Emphasis on valuing the wrong people

In a recent coaching session, my coach reminded me of some work by Brené Brown. Now Brené is one of my favourite speakers and my favourite speech of hers is the one from 99U – The Man in the Arena. Now Brené did not write that famous speech, but she uses it to demonstrate how we hold ourselves back due to fear (these gremlins).

There is one sentence in this Brené Brown speech which jumped out at me in my discussion with my coach. In the speech she says:

If you’re not in the arena, also getting your arse kicked, I’m not interested in your feedback.

Too often we, me included, give our energy to people who don’t deserve it, not because they are ungrateful or treat us poorly, but because they’re not on the same playing field. Remember, we show people what we want them to see, and that can include family.

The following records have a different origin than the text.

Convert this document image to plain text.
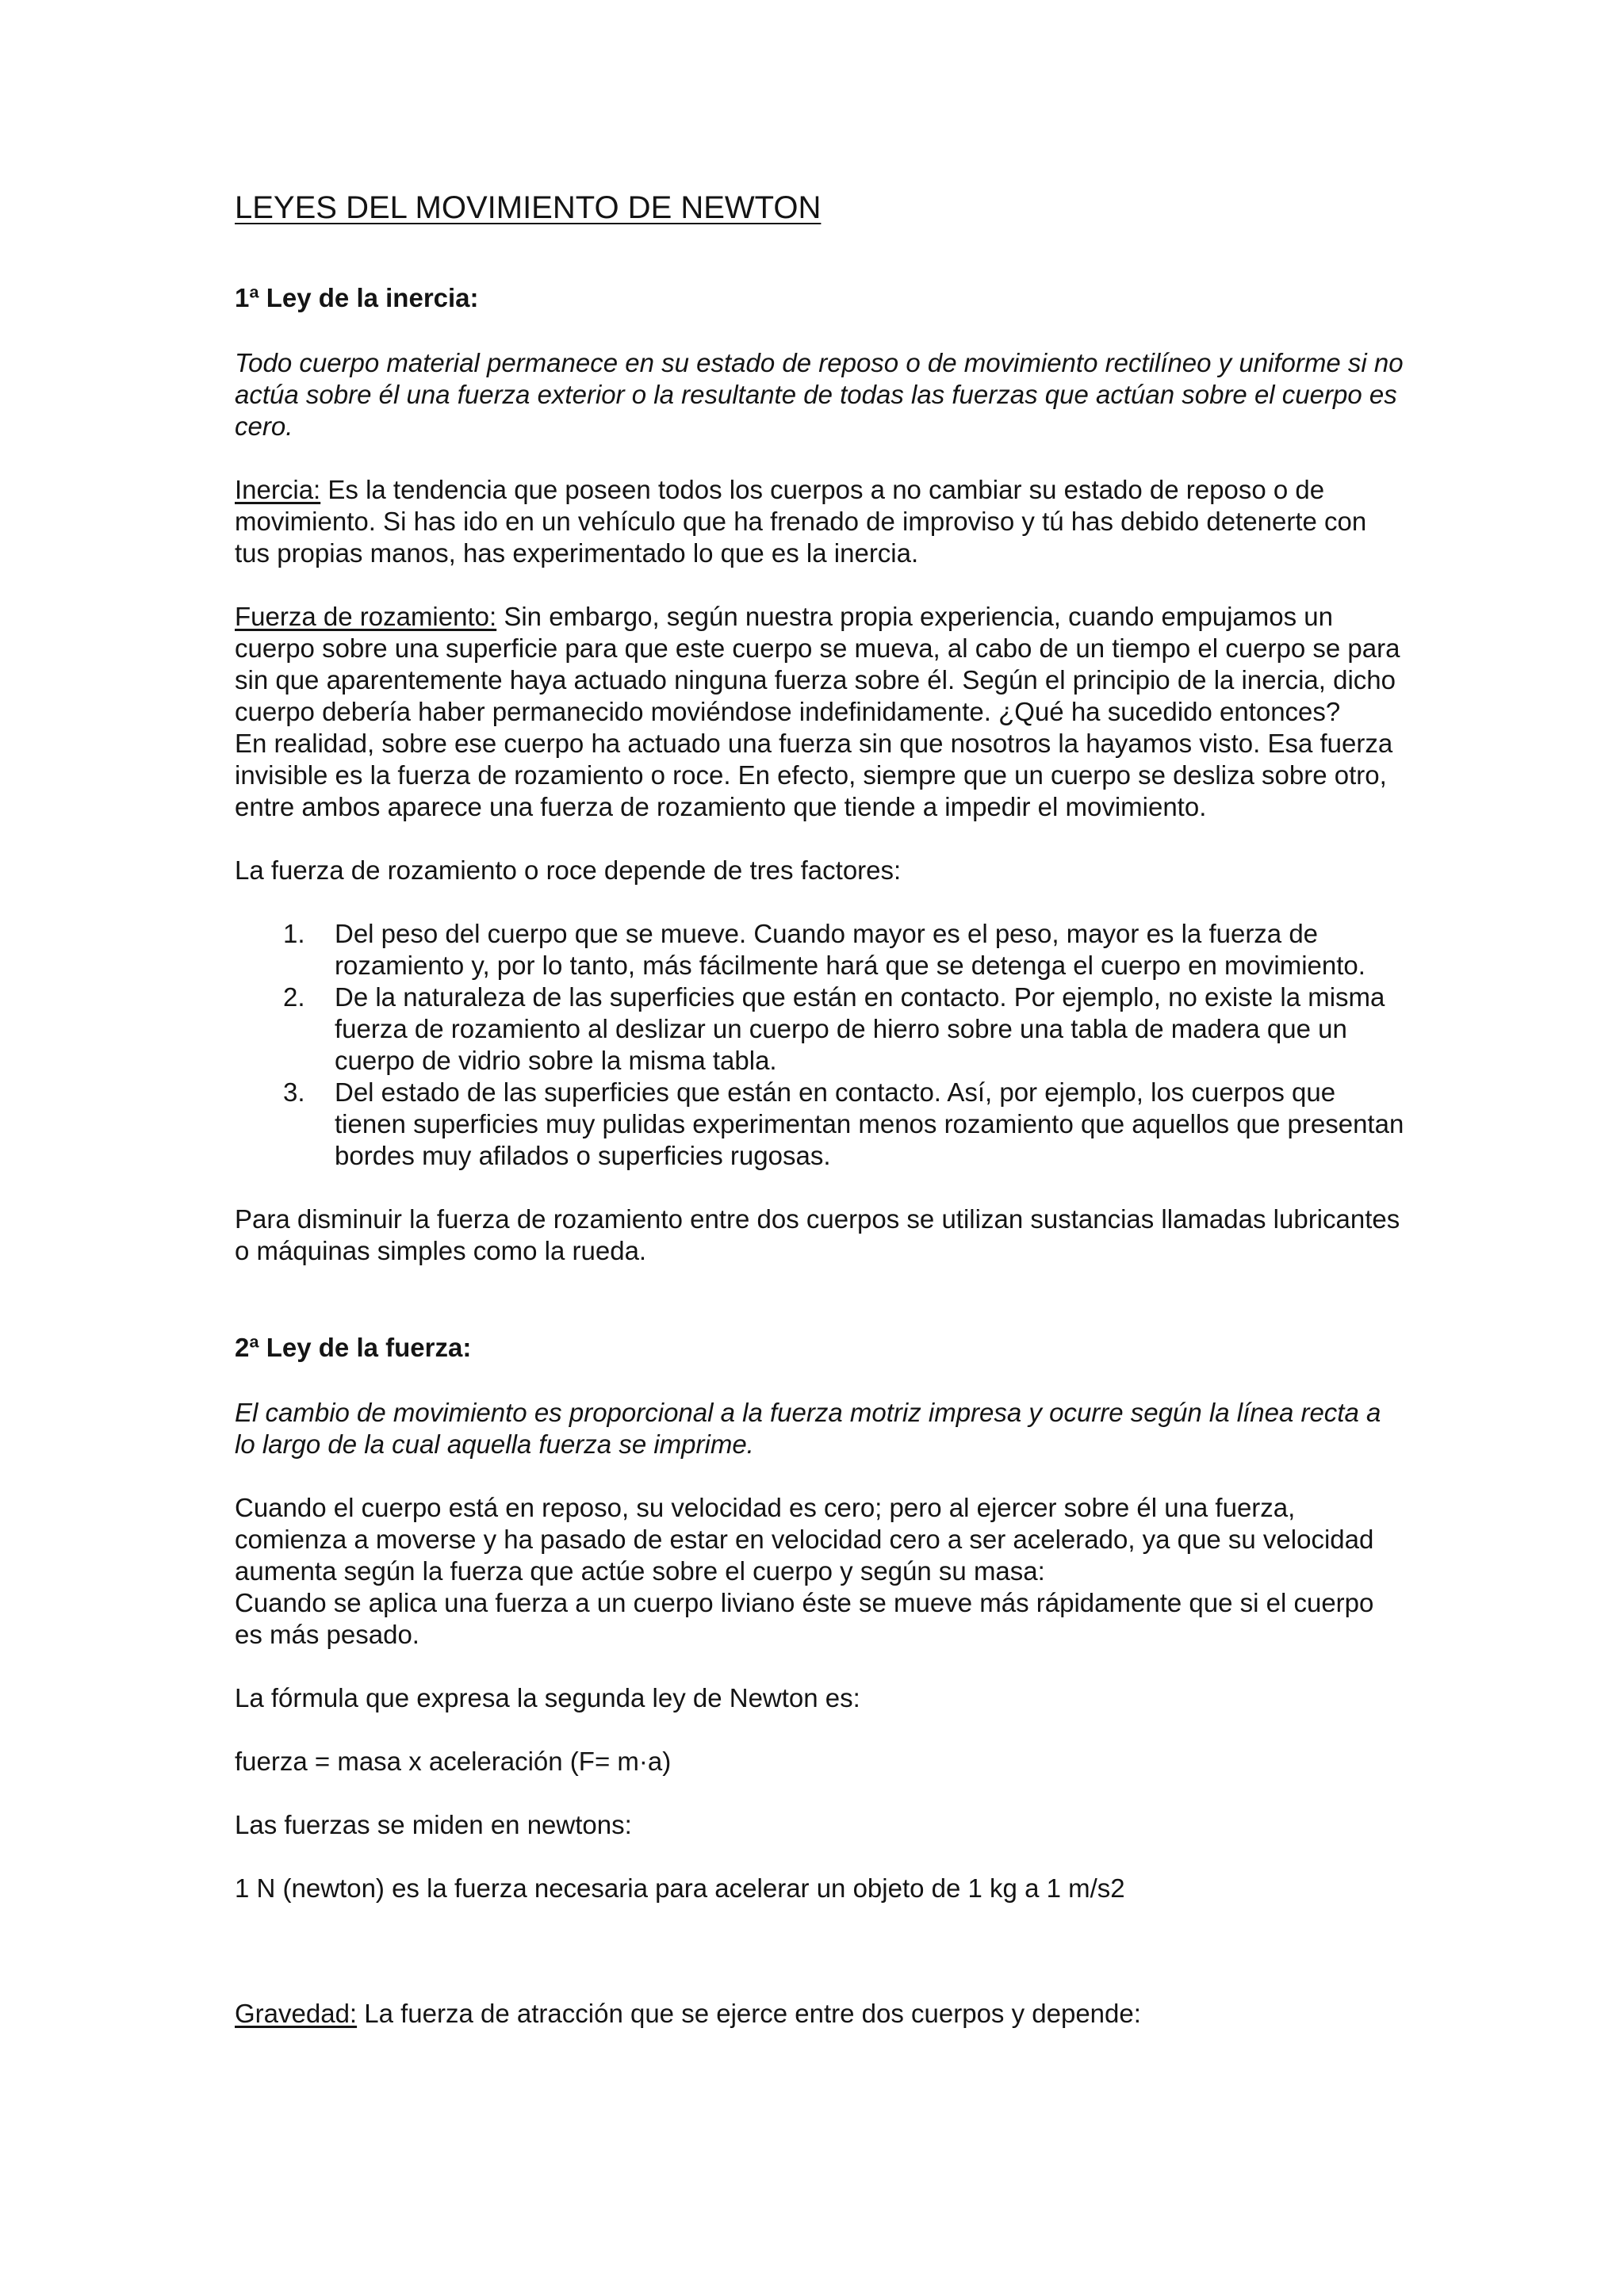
LEYES DEL MOVIMIENTO DE NEWTON
1ª Ley de la inercia:

Todo cuerpo material permanece en su estado de reposo o de movimiento rectilíneo y uniforme si no actúa sobre él una fuerza exterior o la resultante de todas las fuerzas que actúan sobre el cuerpo es cero.

Inercia: Es la tendencia que poseen todos los cuerpos a no cambiar su estado de reposo o de movimiento. Si has ido en un vehículo que ha frenado de improviso y tú has debido detenerte con tus propias manos, has experimentado lo que es la inercia.

Fuerza de rozamiento: Sin embargo, según nuestra propia experiencia, cuando empujamos un cuerpo sobre una superficie para que este cuerpo se mueva, al cabo de un tiempo el cuerpo se para sin que aparentemente haya actuado ninguna fuerza sobre él. Según el principio de la inercia, dicho cuerpo debería haber permanecido moviéndose indefinidamente. ¿Qué ha sucedido entonces?

En realidad, sobre ese cuerpo ha actuado una fuerza sin que nosotros la hayamos visto. Esa fuerza invisible es la fuerza de rozamiento o roce. En efecto, siempre que un cuerpo se desliza sobre otro, entre ambos aparece una fuerza de rozamiento que tiende a impedir el movimiento.

La fuerza de rozamiento o roce depende de tres factores:

1. Del peso del cuerpo que se mueve. Cuando mayor es el peso, mayor es la fuerza de rozamiento y, por lo tanto, más fácilmente hará que se detenga el cuerpo en movimiento.
2. De la naturaleza de las superficies que están en contacto. Por ejemplo, no existe la misma fuerza de rozamiento al deslizar un cuerpo de hierro sobre una tabla de madera que un cuerpo de vidrio sobre la misma tabla.
3. Del estado de las superficies que están en contacto. Así, por ejemplo, los cuerpos que tienen superficies muy pulidas experimentan menos rozamiento que aquellos que presentan bordes muy afilados o superficies rugosas.

Para disminuir la fuerza de rozamiento entre dos cuerpos se utilizan sustancias llamadas lubricantes o máquinas simples como la rueda.

2ª Ley de la fuerza:

El cambio de movimiento es proporcional a la fuerza motriz impresa y ocurre según la línea recta a lo largo de la cual aquella fuerza se imprime.

Cuando el cuerpo está en reposo, su velocidad es cero; pero al ejercer sobre él una fuerza, comienza a moverse y ha pasado de estar en velocidad cero a ser acelerado, ya que su velocidad aumenta según la fuerza que actúe sobre el cuerpo y según su masa:

Cuando se aplica una fuerza a un cuerpo liviano éste se mueve más rápidamente que si el cuerpo es más pesado.

La fórmula que expresa la segunda ley de Newton es:

fuerza = masa x aceleración (F= m·a)

Las fuerzas se miden en newtons:

1 N (newton) es la fuerza necesaria para acelerar un objeto de 1 kg a 1 m/s2

Gravedad: La fuerza de atracción que se ejerce entre dos cuerpos y depende:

So my coach told me of a Brené Brown exercise, where you take a small square of paper, no more than 5 cm², and you write the names of four or five people whose opinions really matter to you. Now some will say that they don’t care what others think of you, that’s not what this is, this is whose opinion you really value. Now I want you to stop and consider the next thing, are they also in the arena? If they’re not also in the arena, are they someone whose opinion should really matter?

Now I was told to keep the list in my purse for when my gremlins came knocking, I actually keep it under my laptop as my gremlins attack when I am online. So I suggest you write your list and keep it where you are often visited by your gremlins. When the gremlins come knocking, look at that piece of paper, is the person delivering the gremlin on the list? There’s a good chance they’re not and so you can discard the gremlin (and maybe even the person).

In the end, I want you to be mindful of where you expend your energy as every misspent piece is a piece you can not use yourself to do what you want to achieve.